I don't know what AT is doing but I can say that while JSON Schema is okay as a ...

dtech · on May 11, 2023

There's indeed few languages that can model all of JSON Schema in their type system. Typescript comes close. However, you can just use a subset as you said.

I don't really understand why this is a problem. Unless you're using things like Haskell, Julia, or Shapeless Scala, you generally accept that not everything is modeled at the type level. I don't know the nuances of the C++ types you mentioned, but I have not encountered the ambiguity you described in Typescript or the JVM. E.g. JSON Schema is pretty clear on that any object can contain additional unspecified keys (std::map I assume) unless additionalProperties: false is specified.

> `anyOf`, `oneOf` and `allOf` for [...] C++ data structures?

Like I said I don't know C++ well enough, but these have clear translations in type theory which are supported by multiple languages.I don't know if C++ types are powerful enough to express this.

allOf is an intersection type and anyOf is an union type. oneOf is challenging, but usually modelled OK enough as an union type.

frumiousirc · on May 12, 2023

Thanks for the comment. It helps me think how to clarify what I was trying to say.

What I wanted to express is that using JSON Schema (or any such) for validation encounters a many-to-one mapping from multiple possible types across any/all given programming languages to a single JSON Schema form. That is, instances of multiple programming language types may be serialized to JSON such that their data may be validated according to a single, common JSON Schema form. This is fine, no problem.

OTOH, using JSON Schema (or any such) for codegen reverses that mapping to be one-to-many. It is this that leads to ambiguity and problems.

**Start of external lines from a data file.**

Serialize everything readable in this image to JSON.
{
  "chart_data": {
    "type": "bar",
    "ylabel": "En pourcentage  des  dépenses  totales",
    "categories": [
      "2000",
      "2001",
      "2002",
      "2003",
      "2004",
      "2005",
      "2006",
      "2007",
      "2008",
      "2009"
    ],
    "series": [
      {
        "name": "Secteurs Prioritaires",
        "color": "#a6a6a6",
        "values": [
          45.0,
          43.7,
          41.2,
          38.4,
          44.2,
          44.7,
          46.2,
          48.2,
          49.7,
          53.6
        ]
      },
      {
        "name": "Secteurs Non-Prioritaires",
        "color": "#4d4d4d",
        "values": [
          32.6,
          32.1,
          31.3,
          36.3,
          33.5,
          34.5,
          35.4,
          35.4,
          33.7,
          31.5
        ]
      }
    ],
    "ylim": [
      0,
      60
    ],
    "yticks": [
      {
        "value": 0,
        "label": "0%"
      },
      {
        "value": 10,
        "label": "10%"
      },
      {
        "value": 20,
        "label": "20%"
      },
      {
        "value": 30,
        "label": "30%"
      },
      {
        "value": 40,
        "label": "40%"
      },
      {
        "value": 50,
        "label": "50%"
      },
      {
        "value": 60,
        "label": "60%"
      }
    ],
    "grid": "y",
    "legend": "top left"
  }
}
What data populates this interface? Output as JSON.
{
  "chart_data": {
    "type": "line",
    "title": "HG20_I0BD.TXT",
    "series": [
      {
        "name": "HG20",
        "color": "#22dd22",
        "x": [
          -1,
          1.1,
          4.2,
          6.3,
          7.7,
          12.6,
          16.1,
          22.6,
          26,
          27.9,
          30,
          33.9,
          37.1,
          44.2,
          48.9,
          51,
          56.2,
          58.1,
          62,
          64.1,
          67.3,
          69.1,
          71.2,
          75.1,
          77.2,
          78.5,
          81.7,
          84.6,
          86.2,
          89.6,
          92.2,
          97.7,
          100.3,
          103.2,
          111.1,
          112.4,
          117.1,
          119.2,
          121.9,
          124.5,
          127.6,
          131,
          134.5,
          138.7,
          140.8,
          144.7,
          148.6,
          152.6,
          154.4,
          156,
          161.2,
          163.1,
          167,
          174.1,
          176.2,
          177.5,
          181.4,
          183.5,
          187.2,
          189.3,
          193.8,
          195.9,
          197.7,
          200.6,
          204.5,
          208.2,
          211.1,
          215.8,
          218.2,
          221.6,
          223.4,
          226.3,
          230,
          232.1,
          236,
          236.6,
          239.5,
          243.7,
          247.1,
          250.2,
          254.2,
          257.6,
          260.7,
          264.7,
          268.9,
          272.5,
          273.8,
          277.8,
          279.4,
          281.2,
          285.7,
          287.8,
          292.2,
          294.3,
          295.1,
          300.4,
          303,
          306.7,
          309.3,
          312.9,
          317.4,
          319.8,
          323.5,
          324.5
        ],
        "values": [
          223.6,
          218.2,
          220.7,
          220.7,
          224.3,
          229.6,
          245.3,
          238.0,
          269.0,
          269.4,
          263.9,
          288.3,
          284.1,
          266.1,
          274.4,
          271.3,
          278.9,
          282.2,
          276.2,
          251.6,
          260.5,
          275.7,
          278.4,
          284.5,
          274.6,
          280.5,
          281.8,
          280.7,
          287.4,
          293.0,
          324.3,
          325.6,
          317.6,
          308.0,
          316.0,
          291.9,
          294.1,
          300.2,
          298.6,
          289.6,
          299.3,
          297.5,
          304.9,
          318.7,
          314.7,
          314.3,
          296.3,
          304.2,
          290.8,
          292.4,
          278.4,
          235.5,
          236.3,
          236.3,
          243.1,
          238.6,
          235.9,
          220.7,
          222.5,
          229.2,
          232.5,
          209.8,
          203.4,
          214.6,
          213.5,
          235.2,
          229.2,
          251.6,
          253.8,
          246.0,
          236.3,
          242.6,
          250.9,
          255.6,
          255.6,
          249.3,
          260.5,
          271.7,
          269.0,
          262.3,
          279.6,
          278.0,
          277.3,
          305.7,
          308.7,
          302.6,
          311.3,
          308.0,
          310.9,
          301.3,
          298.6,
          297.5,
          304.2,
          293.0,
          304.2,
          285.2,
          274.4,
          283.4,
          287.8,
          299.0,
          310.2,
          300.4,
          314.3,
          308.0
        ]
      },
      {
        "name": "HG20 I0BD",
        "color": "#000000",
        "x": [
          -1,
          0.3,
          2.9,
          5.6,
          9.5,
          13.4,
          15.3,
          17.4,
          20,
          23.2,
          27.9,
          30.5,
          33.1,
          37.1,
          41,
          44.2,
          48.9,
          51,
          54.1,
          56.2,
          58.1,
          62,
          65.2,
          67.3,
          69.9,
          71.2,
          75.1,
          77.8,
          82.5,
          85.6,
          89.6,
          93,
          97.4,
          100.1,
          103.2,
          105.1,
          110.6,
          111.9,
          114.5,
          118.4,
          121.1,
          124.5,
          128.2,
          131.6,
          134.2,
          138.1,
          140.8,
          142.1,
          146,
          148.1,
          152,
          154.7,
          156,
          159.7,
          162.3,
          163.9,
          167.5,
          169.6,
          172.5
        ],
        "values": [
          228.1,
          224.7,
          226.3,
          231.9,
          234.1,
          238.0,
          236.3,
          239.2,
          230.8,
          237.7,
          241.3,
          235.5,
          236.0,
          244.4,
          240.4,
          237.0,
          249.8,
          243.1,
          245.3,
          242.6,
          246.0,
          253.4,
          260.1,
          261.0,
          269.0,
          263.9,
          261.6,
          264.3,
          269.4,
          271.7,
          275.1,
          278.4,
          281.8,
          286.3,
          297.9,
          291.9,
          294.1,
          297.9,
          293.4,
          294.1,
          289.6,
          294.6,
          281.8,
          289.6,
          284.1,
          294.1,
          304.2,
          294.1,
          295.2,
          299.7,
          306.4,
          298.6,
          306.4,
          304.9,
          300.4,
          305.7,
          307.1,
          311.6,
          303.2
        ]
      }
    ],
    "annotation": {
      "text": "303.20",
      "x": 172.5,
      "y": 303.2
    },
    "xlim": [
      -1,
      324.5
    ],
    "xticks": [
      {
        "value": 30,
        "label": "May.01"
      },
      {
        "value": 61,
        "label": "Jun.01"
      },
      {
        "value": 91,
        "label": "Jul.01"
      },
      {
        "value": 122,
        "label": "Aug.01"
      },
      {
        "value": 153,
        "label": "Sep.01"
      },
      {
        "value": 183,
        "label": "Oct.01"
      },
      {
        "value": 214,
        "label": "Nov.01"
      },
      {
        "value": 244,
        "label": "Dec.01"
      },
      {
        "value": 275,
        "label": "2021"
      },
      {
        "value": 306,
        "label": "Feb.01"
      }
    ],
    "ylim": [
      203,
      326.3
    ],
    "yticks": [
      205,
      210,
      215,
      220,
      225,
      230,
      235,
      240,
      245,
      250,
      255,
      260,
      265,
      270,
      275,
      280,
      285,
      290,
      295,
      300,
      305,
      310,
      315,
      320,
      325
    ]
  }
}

Restricting to a subset of JSON Schema is only goes so far. For example, we can not discard JSON Schema `object` as it is too fundamental. But, given a simple `object` schema that happens to specify all properties have a common type `T` it is ambiguous to generate C++'s `class` or `struct` or a `std::map<string,T>`. Likewise, a JSON Schema `array` can be mapped to a large set of possible collection types.

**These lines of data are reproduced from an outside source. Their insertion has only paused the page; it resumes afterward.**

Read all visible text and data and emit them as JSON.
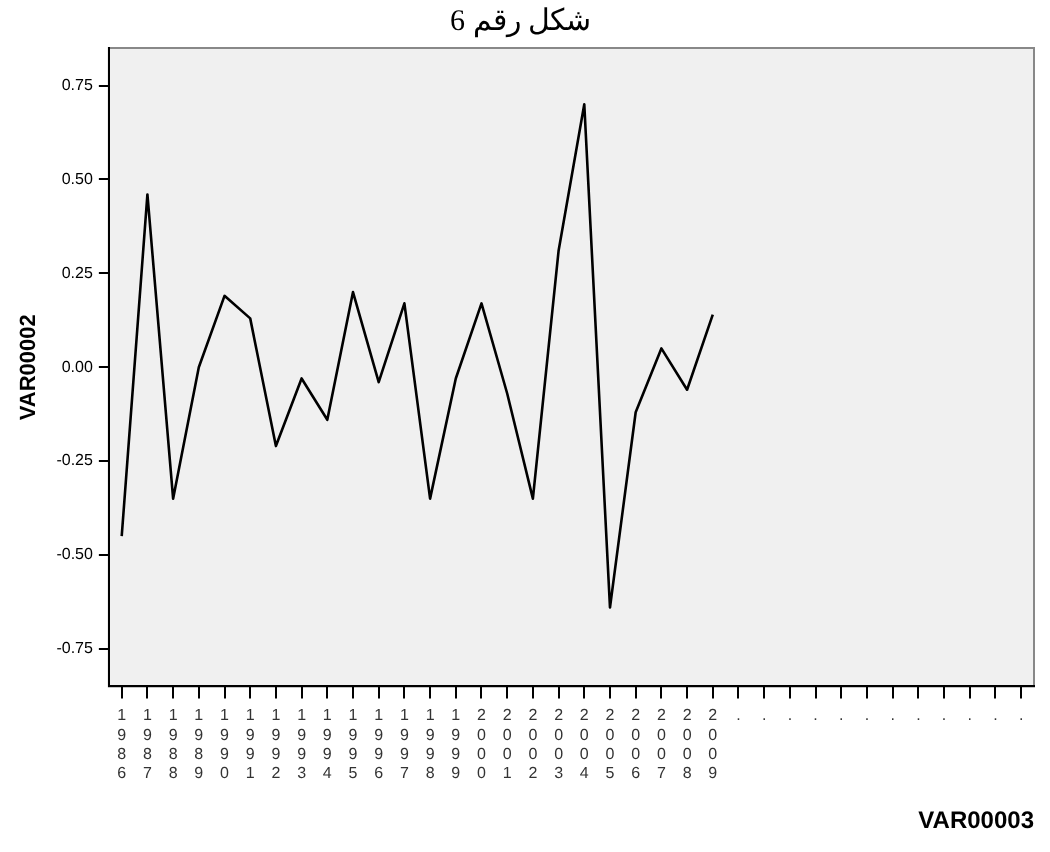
{
  "chart_data": {
    "type": "line",
    "title": "شكل رقم 6",
    "xlabel": "VAR00003",
    "ylabel": "VAR00002",
    "categories": [
      "1986",
      "1987",
      "1988",
      "1989",
      "1990",
      "1991",
      "1992",
      "1993",
      "1994",
      "1995",
      "1996",
      "1997",
      "1998",
      "1999",
      "2000",
      "2001",
      "2002",
      "2003",
      "2004",
      "2005",
      "2006",
      "2007",
      "2008",
      "2009",
      ".",
      ".",
      ".",
      ".",
      ".",
      ".",
      ".",
      ".",
      ".",
      ".",
      ".",
      "."
    ],
    "series": [
      {
        "color": "#000000",
        "values": [
          -0.45,
          0.46,
          -0.35,
          0.0,
          0.19,
          0.13,
          -0.21,
          -0.03,
          -0.14,
          0.2,
          -0.04,
          0.17,
          -0.35,
          -0.03,
          0.17,
          -0.07,
          -0.35,
          0.31,
          0.7,
          -0.64,
          -0.12,
          0.05,
          -0.06,
          0.14,
          null,
          null,
          null,
          null,
          null,
          null,
          null,
          null,
          null,
          null,
          null,
          null
        ]
      }
    ],
    "ylim": [
      -0.85,
      0.85
    ],
    "yticks": [
      {
        "value": 0.75,
        "label": "0.75"
      },
      {
        "value": 0.5,
        "label": "0.50"
      },
      {
        "value": 0.25,
        "label": "0.25"
      },
      {
        "value": 0,
        "label": "0.00"
      },
      {
        "value": -0.25,
        "label": "-0.25"
      },
      {
        "value": -0.5,
        "label": "-0.50"
      },
      {
        "value": -0.75,
        "label": "-0.75"
      }
    ],
    "grid": false,
    "legend": false,
    "marker": "none",
    "line_style": "solid"
  }
}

To fight the ambiguity, one possibility is to augment the schema with language-specific information. At least, if we have a JSON Schema `object` we may add a (non `required`) property to provide a hint. Eg, we may add `cpp_type` propety. Then, typically, the overhead of using a codegen schema is only beneficial if we will generate code in multiple languages. So, this type hinting approach means growing our hints to include a `java_type`, `python_type`, etc. This is minor overhead compared to writing language types in "long hand" but still somewhat unsatisfying. With enough type-theory expertise (which I lack) perhaps it is possible to abstractly and precisely name the desired type which then codegen for each language can implement without ambiguity. But, given the wealth of types, even sticking with just a programming language's standard library, this abstraction may be fraught with complication. I think of the remaining ambiguity between specifying use of C++'s `std::map` vs `std::unordered_map` given an abstract type hint of, say, `associative_array`. Or `std::array`, `std::list`, `std::vector`, `std::tuple` if given a JSON Schema `array`).

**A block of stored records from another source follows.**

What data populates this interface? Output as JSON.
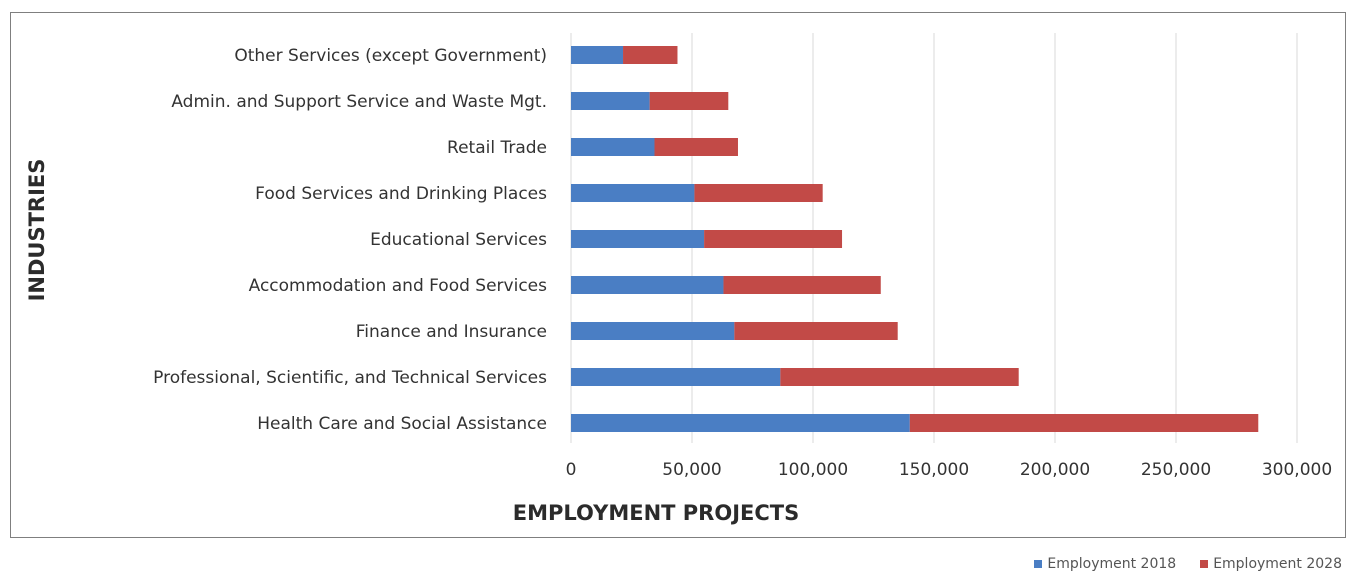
{
  "chart_data": {
    "type": "bar",
    "orientation": "horizontal",
    "stacked": true,
    "categories": [
      "Other Services (except Government)",
      "Admin. and Support  Service and Waste Mgt.",
      "Retail Trade",
      "Food Services and Drinking Places",
      "Educational Services",
      "Accommodation and Food Services",
      "Finance and Insurance",
      "Professional, Scientific, and Technical Services",
      "Health Care and Social Assistance"
    ],
    "series": [
      {
        "name": "Employment 2018",
        "color": "#4a7ec4",
        "values": [
          21500,
          32500,
          34500,
          51000,
          55000,
          63000,
          67500,
          86500,
          140000
        ]
      },
      {
        "name": "Employment 2028",
        "color": "#c24a47",
        "values": [
          22500,
          32500,
          34500,
          53000,
          57000,
          65000,
          67500,
          98500,
          144000
        ]
      }
    ],
    "xticks": [
      "0",
      "50,000",
      "100,000",
      "150,000",
      "200,000",
      "250,000",
      "300,000"
    ],
    "xlim": [
      0,
      300000
    ],
    "xlabel": "EMPLOYMENT PROJECTS",
    "ylabel": "INDUSTRIES",
    "grid": "vertical",
    "legend_position": "bottom-right"
  }
}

I don't think this is a failing of JSON Schema per se but is an inherent problem for any codegen schema to confront. Something new must enter the picture to remove the ambiguity. In (my) practice, this ambiguity is killed simply by making limiting choices in the implementation of the codegen. This is fine until it isn't and the user says, "what do you mean I can't generate a `std::map`!". Ask me how I know. :)

dtech · on May 15, 2023

Clear, yes, that is indeed a problem. I haven't personally encountered this to be a huge problem, but that might be ecosystem dependent.

baudehlo · on May 10, 2023

I mean the parent said OpenAPI + JSON Schema, not JSON Schema alone. OpenAPI has a ton of generators that are tweakable in the extreme.